A potential concern with this approach is that a single species with dramatically different gene expression levels may be driving the pattern across all species, i.e. not all species are evolving so co-expression is species specific. To assess this possibility we performed the sliding window analysis after removing a single species and compared the results to the analysis including all species. A dramatic difference between the number of regions identified would indicate that the overall pattern may be lineage/species specific. We determined the number of windows that were below a given cutoff in both the analysis of all species and for the analysis with one species removed. We present these results in Additional file 6. As a metric for comparison, we also determined the number of windows below cutoffs for the original analysis of all species and for a repeated analysis of all species (i.e. an additional independent 1000 permutations). Results are presented in Table 3.
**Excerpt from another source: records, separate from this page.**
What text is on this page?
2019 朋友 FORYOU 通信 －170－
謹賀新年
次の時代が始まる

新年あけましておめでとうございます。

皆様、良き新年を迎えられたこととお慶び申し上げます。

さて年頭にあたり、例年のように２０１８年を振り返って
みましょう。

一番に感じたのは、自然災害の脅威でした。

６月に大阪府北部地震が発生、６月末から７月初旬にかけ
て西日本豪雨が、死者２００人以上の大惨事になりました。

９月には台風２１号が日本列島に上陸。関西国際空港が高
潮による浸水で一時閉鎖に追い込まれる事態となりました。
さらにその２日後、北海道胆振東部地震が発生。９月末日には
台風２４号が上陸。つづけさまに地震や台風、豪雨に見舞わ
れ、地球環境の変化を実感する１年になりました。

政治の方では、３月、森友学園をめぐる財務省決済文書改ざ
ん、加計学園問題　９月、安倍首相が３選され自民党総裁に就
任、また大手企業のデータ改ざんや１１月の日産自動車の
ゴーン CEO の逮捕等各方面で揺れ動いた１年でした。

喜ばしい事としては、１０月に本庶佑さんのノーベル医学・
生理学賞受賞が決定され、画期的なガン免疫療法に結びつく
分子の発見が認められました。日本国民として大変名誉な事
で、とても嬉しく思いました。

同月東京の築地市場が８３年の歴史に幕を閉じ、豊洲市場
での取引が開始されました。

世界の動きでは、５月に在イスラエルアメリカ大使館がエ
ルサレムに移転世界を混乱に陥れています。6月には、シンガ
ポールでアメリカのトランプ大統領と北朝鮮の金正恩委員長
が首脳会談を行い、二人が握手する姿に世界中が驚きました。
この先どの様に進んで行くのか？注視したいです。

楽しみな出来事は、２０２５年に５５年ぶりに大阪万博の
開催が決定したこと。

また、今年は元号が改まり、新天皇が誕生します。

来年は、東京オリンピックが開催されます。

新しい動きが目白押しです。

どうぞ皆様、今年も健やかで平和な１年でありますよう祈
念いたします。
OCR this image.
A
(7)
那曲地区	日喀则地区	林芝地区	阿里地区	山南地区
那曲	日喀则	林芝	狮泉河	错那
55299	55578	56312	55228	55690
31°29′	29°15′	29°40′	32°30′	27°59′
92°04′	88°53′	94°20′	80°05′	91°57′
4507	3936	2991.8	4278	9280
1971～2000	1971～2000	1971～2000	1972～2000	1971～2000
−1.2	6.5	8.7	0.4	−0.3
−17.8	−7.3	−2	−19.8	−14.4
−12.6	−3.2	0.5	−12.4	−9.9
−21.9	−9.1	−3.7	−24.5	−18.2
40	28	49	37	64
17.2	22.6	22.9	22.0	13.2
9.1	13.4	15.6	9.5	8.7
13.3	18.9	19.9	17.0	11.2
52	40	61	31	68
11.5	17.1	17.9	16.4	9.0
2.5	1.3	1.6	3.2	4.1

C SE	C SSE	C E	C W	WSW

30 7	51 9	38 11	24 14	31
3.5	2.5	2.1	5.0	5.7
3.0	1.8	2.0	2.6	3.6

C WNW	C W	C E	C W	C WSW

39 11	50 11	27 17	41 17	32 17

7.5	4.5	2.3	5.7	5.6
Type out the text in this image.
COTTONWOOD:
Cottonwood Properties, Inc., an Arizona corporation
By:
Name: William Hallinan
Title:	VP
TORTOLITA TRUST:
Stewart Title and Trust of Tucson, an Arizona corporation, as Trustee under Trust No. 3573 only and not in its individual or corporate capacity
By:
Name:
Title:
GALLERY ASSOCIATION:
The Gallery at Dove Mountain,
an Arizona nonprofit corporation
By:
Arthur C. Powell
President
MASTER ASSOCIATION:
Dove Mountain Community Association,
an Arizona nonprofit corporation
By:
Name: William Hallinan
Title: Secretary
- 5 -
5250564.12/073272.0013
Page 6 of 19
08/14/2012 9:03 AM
An additional concern with our analysis is we are using the gene ordering of D. melanogaster. For species in the D. yakuba branch there are known to be a considerable number of rearrangements affecting gene order. For such locations, our analysis is not being performed on genes that are physically adjacent for all species. If our analysis is identifying adjacent genes that are more correlated than other gene sets, we would not expect to find highly correlated genes that are interrupted by these breakpoints more often than expected by chance. To assess this possibility, we mapped D. yakuba breakpoints to positions of the regions where expression is co-evolving. We generated this file by computationally comparing the locations of all D. yakuba genes in our array data set to the position of their D. melanogaster homolog. Anywhere that a block of D. yakuba genes shifted to a new position was recorded and marked as an inversion breakpoint. These breakpoints are essentially the same as those noted in Lemeunier and Ashburner 1976 [55]. Like Ranz et al. 2007, we find no effect of the presences of breakpoints on the presence or absence of cluster.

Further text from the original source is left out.